If Albertans are getting used to that idea — they shouldn’t be. While public representatives often need to travel to far-flung destinations in order to fulfill their duties, Redford’s entrance into this sometimes-touchy arena has reached some rather grim heights since she ascended to the premiership.
When it was revealed earlier this month the premier’s trip to South Africa to attend Nelson Mandela’s funeral cost Alberta taxpayers a whopping $45,000, many in the opposition as well citizens across the province were legitimately crying foul.
And the fact remains that attending Mandela’s funeral — despite him being an honoured statesman and world figure — could hardly be considered integral to the day-to-day business of managing Alberta’s government affairs. And it’s not as though Redford would have been the only Canadian representative at the funeral.
It would be hard for Redford to escape the criticism that trips to attend funerals have much to do with public relations and perception and much less to do with paying respects or forging new relationships with foreign governments. On the other hand, tales of private jets and other travel-related largess does little to enhance the premier’s respectable profile at home, whatever else it might do for her on the international stage.

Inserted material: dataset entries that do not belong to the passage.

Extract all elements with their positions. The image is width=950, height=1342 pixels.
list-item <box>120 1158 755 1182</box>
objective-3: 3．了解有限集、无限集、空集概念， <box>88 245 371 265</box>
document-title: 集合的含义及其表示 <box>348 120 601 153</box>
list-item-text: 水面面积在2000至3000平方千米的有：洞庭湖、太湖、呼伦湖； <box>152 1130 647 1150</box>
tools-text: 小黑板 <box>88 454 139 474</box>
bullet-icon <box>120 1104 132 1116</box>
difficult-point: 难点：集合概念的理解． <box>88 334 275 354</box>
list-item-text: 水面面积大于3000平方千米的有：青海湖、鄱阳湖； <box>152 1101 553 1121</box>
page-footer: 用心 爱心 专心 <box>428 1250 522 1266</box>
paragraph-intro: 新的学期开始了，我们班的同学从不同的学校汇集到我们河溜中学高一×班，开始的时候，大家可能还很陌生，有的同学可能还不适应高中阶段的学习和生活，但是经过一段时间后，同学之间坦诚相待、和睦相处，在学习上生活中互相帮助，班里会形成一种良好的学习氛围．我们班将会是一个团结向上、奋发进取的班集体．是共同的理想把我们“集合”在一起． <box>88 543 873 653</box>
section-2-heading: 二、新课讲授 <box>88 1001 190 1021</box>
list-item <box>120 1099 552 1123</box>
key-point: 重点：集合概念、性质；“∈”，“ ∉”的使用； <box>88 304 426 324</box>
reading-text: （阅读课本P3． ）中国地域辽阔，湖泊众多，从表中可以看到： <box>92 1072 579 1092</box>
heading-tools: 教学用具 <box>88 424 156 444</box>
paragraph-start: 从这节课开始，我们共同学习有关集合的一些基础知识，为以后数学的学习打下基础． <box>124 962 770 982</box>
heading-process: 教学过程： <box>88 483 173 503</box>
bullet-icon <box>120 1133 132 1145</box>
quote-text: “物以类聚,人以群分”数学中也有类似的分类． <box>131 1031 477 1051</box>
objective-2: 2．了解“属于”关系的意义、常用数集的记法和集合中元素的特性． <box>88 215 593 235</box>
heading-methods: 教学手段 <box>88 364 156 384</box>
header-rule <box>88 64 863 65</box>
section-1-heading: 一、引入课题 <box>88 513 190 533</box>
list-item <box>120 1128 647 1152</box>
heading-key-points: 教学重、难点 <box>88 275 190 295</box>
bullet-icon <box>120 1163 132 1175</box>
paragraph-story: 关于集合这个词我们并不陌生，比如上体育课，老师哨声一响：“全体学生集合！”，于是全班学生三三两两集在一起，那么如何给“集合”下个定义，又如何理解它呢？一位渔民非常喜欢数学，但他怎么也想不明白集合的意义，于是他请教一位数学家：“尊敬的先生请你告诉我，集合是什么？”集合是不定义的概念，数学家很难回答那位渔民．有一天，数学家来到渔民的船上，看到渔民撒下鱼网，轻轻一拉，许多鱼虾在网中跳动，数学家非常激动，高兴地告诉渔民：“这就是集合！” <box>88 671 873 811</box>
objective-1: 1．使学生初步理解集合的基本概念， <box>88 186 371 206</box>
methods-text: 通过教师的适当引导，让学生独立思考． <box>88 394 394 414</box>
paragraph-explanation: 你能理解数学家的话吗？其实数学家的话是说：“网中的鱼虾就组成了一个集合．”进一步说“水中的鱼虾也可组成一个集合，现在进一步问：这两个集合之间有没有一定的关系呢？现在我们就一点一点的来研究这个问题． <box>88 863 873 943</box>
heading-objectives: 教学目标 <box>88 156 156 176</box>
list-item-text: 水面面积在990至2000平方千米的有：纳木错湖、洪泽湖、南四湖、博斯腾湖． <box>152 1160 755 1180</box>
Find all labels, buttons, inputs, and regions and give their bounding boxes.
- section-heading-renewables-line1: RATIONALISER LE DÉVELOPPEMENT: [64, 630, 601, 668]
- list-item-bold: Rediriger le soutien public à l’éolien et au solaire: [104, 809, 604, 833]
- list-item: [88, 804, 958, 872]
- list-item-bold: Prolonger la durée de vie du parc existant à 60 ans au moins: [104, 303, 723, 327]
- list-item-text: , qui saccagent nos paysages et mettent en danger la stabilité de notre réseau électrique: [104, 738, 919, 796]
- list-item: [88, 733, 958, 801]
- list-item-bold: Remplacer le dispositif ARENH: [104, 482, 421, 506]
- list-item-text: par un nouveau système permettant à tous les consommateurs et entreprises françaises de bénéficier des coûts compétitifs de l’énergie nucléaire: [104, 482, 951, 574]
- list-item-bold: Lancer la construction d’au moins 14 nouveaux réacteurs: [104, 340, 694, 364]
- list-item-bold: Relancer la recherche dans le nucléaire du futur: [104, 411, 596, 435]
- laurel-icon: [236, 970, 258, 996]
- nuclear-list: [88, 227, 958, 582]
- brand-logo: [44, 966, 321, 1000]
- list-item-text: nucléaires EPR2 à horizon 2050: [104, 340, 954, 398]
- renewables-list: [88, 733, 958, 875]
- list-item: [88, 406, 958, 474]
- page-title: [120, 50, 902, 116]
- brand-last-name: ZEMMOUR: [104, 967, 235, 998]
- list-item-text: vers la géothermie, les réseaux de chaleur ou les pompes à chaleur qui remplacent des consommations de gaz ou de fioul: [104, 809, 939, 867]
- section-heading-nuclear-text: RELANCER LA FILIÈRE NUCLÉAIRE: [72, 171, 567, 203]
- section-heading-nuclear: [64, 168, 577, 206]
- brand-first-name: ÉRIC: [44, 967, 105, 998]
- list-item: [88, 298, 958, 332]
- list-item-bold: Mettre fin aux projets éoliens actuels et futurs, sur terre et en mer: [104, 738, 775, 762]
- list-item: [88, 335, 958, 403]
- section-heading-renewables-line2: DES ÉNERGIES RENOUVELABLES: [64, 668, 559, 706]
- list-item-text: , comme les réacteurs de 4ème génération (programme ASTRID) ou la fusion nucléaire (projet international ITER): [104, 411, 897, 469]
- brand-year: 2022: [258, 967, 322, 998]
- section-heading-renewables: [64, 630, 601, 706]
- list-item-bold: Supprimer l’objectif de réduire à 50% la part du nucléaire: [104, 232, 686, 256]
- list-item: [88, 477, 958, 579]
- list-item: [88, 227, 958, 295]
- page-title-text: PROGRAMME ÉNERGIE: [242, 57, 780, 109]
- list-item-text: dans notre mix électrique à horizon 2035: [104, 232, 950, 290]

The question must be asked: How much do the taxpayers of Alberta ultimately benefit from footing the bill for their premier’s all-expense paid trip to an exotic capital to attend a funeral? Trips to G8 conferences or myriad trade missions are one thing — taxpayers might at least see a tangible economic benefit — but a funeral is another question altogether.
Again, travelling to Washington to attend the funeral of a deceased former president might be one thing, but deep into the southern reaches of the Dark Continent for a deceased former president?
Some people might consider that a less-than-necessary expense.
This isn’t the only globetrotting venture Alberta’s premier has embarked upon since taking office. During the 2012 London Olympics, Redford’s Alberta delegation cost taxpayers well over half a million dollars, factoring in the delegations from Travel Alberta and the departments of tourism and culture, not to mention a $114,000 tab for London hotel rooms that were booked but never used.
That’s a rather hefty price tag for a premier’s entourage as another public relations adventure in a foreign capital.
And what was the federal government’s tab for attending the 2012 London Olympics? A comparably meagre $334,524 for a delegation of 21. Alberta’s delegation topped out at 29, including 16 artists and performers and a chef. Province of sober expense and homeland of fiscal conservatism? We think not, or perhaps more demonstratively, the facts would seem to suggest otherwise.
Considering the backlash over Redford’s recent trip to South Africa, the premier recently announced she would not be attending the 2014 Sochi Olympics, perhaps to give her overwrought damage control team the week off. Sagging provincial coffers are also breathing a sigh of relief.